What can you do when your users are complaining that Excel or TM1 Web is hanging. How do you deal with this situation. Hopefully it does not happen often in the TM1 world but it can happen if:
- A process which updates metadata is running.
- A user is opening a very Large spreadsheet.
- A user is opening a Large cube view.
- A user is doing a data spreading on a very Large dimension.
Pulse has lots of features which can help you to troubleshoot slow performance, what is more, is that it gives you the tools to find out quickly what could be the cause of the issue.
1 - Check what's happening
Pulse has a Live Monitor features which shows you what's happening on the server.
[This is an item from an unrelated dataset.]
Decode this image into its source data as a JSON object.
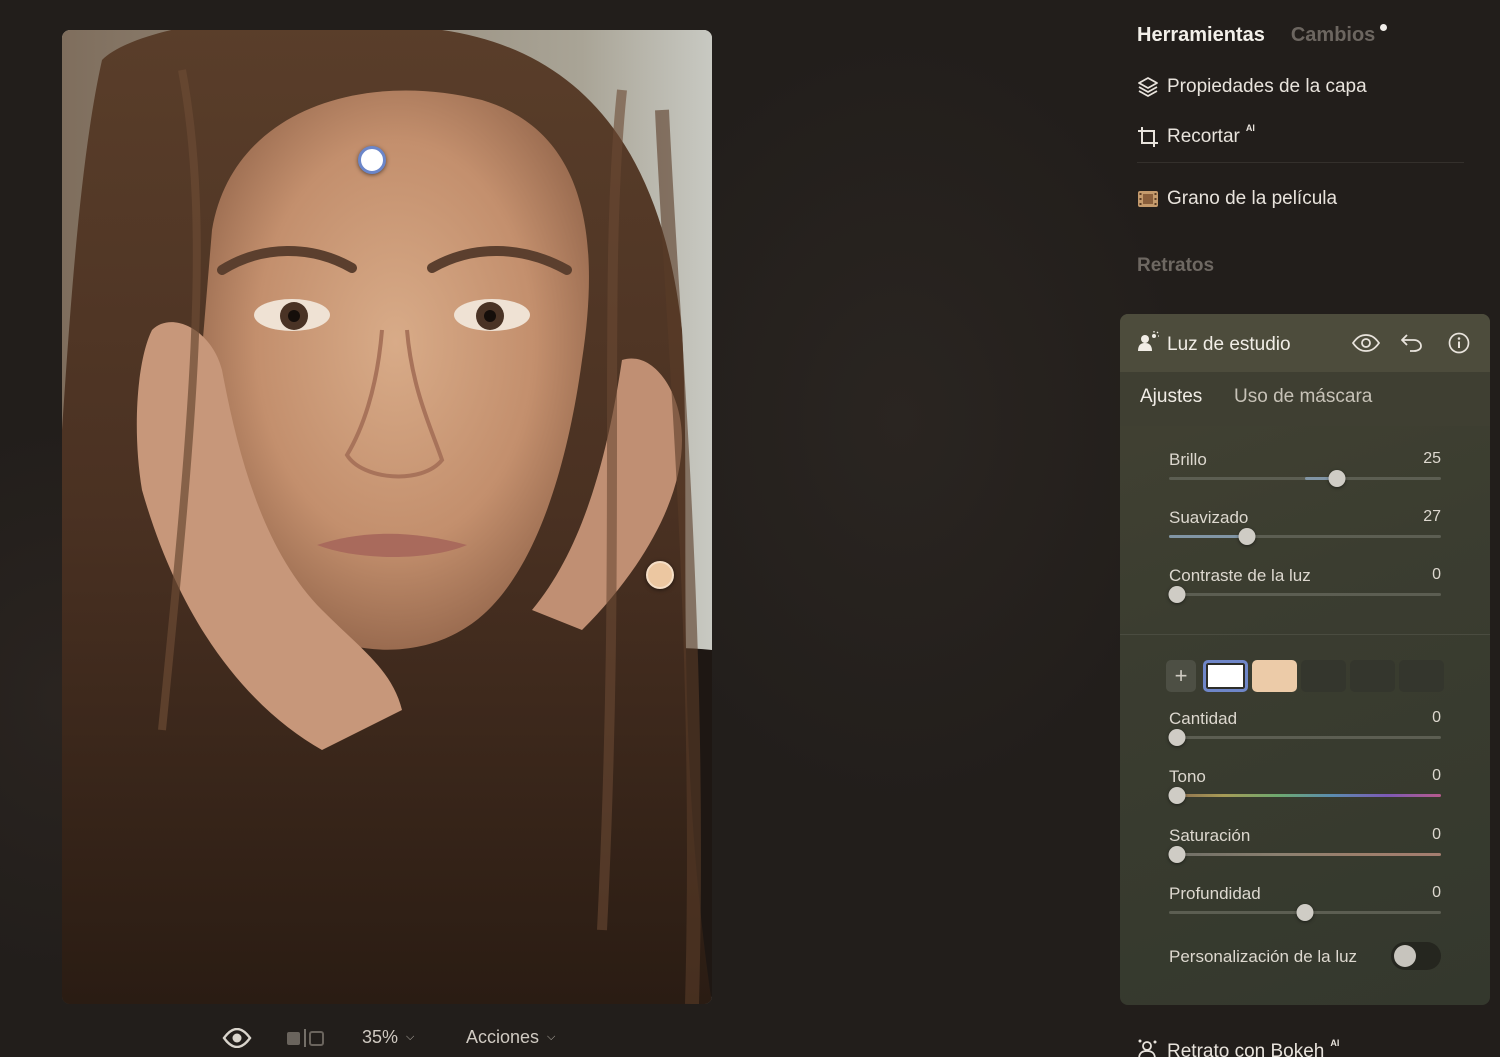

It tells you the amount of CPU, Memory used by your TM1 application, the number of users logged in and the wait time. In the example below we can see that Oliver Martin is running a process and Anthony Taylor is waiting:
2- Analyse what happened
With the Pulse Web client, you can see what's happening right now but if you want to know what happened a few minutes ago, you can use the Pulse Thick Client. It allows you to pause and rewind the threads to investigate what happened in the past. It enables you to analyse the event step by step:
In our issue a TM1 process "z.Dim.UpdateLargeDimension" is causing the lock. Now we need to investigate if this TM1 process took more time than usual and if this is the case, we need to find out why.
3 - Check Process Execution History
Pulse keeps lots of information about your TM1 objects, in the process history tab, you can find for all your TI, the min run time, the avg run time and the max run time. In our example, the min run time of "z.Dim.UpdateLargeDimension" is less than 1 sec and the maximum run time is 40 sec:
With this information, we can investigate the cause whether it is because of changes in the TI process or data source
4 - Check each time a process is executed
In the Query tab, you can pick a process or a chore and see each time it was executed between 2 dates. In our example, we can see that the execution time increased the 21/08/2016 from less than 1 sec to 30 sec:
This significant change in run time can be caused by a TI process or data source change. The next section will show how to investigate change in the code.
5 - Look for changes in the code
Pulse has a Change Tracking feature, every change that you make on a TI or a chore are stored in the Pulse Version Control System. In other words, every time an object is changed by a user or the system, it is tracked and logged into Pulse.
In the Change History tab, we can see all changes that happened in our TM1 instance CXMD, you can filter by TM1 objects in order to see only Processes:
6 - Check the history of changes
Clicking on zDim.UpdateLargeDimension process will display the history of changes for the process:
Now we can go through the changes and try to find out which part of the code could be the cause of the execution time increase. Pulse highlights new line added into the code in green and line deletion in red.
In this example, the issue comes from a new line of code which run a new process:
The beauty here is that we do not have to go through all the code to find what could have changed. With Pulse you can easily see what has been updated and when it has been updated.
Now that we have found the issue, you can either open the TM1 process and remove the change or click to a previous version of the TI and click on the Rollback button. It will overwrite the current version of the TI and replace it by a previous version. This feature can be very helpful if you have lots of code lines that you need to update:
Exercise caution when using the Rollback feature on rule files in Production. This feature saves the rule after rollback and saving a rule will create a lock on the TM1 instance. Depending on how long it takes to save the rules, users might be locked.
7 - set up alerts
In order to anticipate these types of situations, Pulse gives you the ability to set up Alerts which will send you emails or even kill a thread when a threshold is reached. For example you can set up an Alert if the wait time is superior to 60 sec or if a process takes more than 100 sec, Pulse will either send an email, kill the thread or both.
Pulse helped us to understand what was happening on the server. We've found out that one user was waiting because another user was running a TI. Thanks to the change tracking capability, we were able to find out which line of code was causing the issue.